The Russian alternative, meanwhile, calls for an "immediate cessation of hostilities" and "good-faith negotiations under UN auspices" but contains no enforcement mechanism and no consequences for non-compliance. The United States has dismissed it as "performative" and the UK ambassador called it "a resolution designed to change nothing." It will fail because the US and UK will veto it, completing the deadlock.
Iran's Selective Opening
While the Security Council argues, Iran has implemented its own solution. Tehran announced last week that commercial vessels from "non-hostile nations" may transit the strait freely, provided they request permission from the Iranian Navy 48 hours in advance. Ships flying the flags of the United States, the United Kingdom, Israel, Bahrain, and the UAE are explicitly excluded. In practice, this means Iranian allies — China, Russia, India to some extent — can receive oil shipments, while Western economies cannot.
The selective opening is strategically brilliant. It allows Iran to claim it is not blockading international shipping — it is merely exercising sovereignty over its territorial waters. It fractures the international coalition against Iran by giving major oil importers like China and India an incentive to oppose Western enforcement action. And it creates a two-tier energy market in which countries that support Iran get oil at pre-war prices and countries that oppose it face the full impact of the supply shock.
The UK Summit Proposal
Britain has attempted to break the deadlock by offering to host an international security summit to develop a "viable, collective plan" for reopening the strait. The proposal, announced by the Foreign Secretary on Tuesday, would bring together maritime nations, energy importers, and Gulf states to negotiate a framework outside the Security Council's paralysis. It is a tacit admission that the UN system has failed and that an alternative diplomatic architecture is needed.

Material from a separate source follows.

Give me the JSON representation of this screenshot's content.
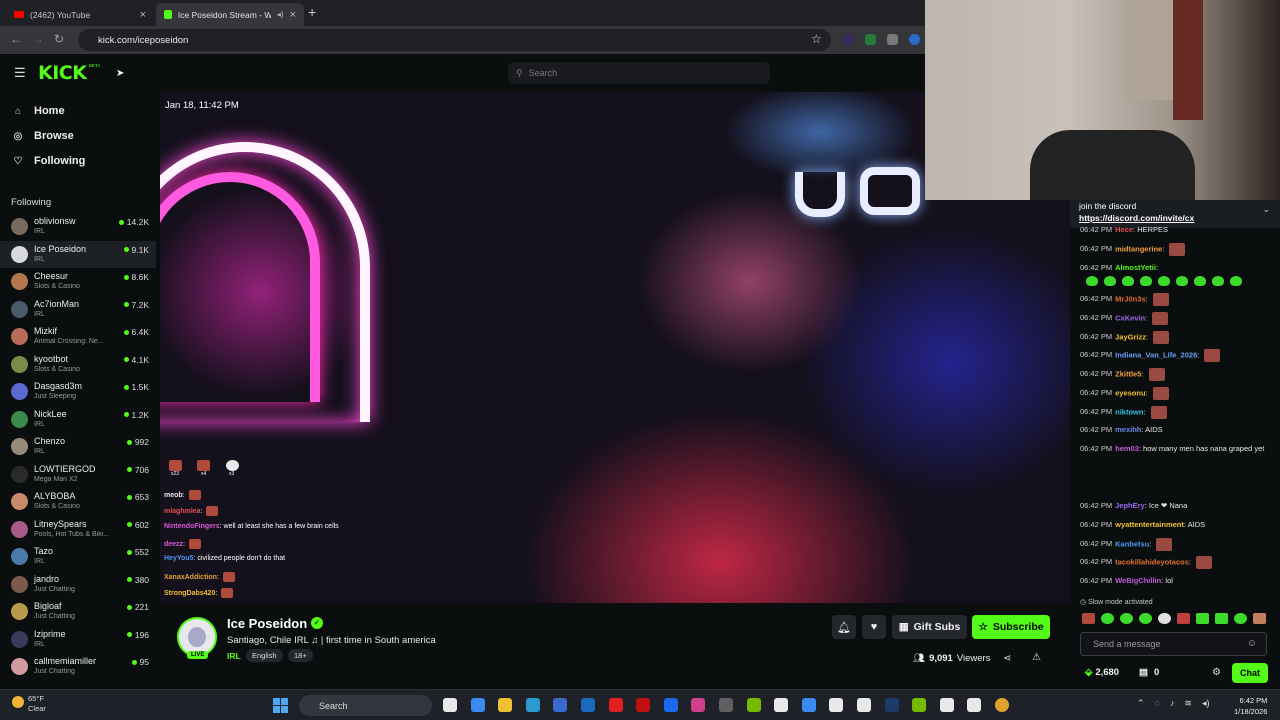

Whether the summit materialises depends on whether enough countries are willing to commit to a framework that Iran will reject and Russia will oppose. The strait remains effectively closed to Western shipping, and no resolution — at the UN or elsewhere — is going to change that without either Iran's consent or a military operation to force it open. The Security Council's deadlock is not the problem. It is the symptom of a world that cannot agree on whether Iran's closure of the strait is an act of war or an exercise of sovereignty.